My oldest sister was six months shy of graduating from high school and off to college when our youngest brother was born. Their memories of the family are so different and their perspective of family gatherings were totally opposite since she was already an adult while he was still in the sandbox.

Recently, I wrote a piece about the houseboat, The Biofore, that was brought to land and used as a summer rental by our family and sent it out to family members. My siblings and cousins all had their own memories of the place, some correct and some not, but it did not matter. They were all good memories.

Now I find that it is interesting that when pulling from memories of being four years old, I find that the specifics of the events do not really matter. It is the sentiment. My grandfather used to take me, my brother (one year older) and my little sister (two years younger) to a little candy shop when we would visit. He would buy us candy cigarettes, candy necklaces and some other equally heavily laden sugar products.

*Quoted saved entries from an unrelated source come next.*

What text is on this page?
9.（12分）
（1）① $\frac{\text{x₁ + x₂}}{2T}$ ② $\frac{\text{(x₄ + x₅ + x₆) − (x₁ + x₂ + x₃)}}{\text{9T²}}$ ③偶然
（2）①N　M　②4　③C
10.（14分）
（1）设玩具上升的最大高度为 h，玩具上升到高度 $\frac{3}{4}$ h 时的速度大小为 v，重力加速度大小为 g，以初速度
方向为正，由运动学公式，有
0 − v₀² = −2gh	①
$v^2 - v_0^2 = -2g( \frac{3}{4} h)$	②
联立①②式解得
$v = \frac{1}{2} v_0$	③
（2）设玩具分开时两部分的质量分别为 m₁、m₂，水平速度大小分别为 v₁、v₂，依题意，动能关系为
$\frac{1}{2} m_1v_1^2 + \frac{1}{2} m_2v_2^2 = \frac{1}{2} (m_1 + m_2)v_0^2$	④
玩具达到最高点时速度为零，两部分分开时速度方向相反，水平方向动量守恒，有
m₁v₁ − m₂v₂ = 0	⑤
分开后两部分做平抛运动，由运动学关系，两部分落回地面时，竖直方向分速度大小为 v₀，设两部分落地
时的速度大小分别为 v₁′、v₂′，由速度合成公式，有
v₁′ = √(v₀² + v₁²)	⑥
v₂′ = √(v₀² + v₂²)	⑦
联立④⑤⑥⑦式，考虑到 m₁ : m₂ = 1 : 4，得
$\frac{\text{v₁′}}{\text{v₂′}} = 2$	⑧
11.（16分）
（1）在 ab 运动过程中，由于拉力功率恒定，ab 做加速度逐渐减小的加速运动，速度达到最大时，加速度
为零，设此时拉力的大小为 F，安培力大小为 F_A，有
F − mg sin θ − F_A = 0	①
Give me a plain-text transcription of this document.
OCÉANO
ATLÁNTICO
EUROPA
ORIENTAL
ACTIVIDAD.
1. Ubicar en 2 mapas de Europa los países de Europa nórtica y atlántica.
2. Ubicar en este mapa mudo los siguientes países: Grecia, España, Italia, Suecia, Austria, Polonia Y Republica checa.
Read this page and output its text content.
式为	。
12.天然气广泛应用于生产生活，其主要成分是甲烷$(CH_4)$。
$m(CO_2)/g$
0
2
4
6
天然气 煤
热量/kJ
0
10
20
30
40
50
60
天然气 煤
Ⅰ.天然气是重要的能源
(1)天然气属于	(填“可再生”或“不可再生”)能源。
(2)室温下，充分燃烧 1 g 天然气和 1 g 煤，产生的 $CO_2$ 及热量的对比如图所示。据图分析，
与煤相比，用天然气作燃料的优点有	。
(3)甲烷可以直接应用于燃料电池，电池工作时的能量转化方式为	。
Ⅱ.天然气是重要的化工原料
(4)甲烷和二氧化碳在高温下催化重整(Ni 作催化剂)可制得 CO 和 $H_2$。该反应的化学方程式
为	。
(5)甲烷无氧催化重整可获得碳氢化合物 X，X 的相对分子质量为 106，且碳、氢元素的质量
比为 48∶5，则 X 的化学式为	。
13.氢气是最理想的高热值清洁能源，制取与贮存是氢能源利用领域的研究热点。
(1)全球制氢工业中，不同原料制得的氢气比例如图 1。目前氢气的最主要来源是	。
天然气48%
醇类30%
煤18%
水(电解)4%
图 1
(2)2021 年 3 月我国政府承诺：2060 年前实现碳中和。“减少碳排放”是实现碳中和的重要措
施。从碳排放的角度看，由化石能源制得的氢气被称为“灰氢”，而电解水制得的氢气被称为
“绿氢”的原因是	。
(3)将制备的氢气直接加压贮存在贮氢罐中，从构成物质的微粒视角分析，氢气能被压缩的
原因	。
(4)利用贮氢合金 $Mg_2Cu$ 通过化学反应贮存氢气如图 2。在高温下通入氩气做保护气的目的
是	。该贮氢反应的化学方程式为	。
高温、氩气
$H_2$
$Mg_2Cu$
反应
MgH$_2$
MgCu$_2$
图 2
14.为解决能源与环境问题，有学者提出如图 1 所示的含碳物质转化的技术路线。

He would act surprised that I was smoking and suggest that maybe I should kick the habit. He would tell my sister how beautiful she looked in her candy necklace and shake his head at my brother as he sucked down the flavored juice out of a wax figure and then chewed the wax. Whether that memory is exactly as I have presented, does not matter. At some point, I went to the candy store with Grandpa. At some point I was with Sandy and Allison in a candy store and at some point, I thought I was really cool smoking those candy cigarettes. It is my memory.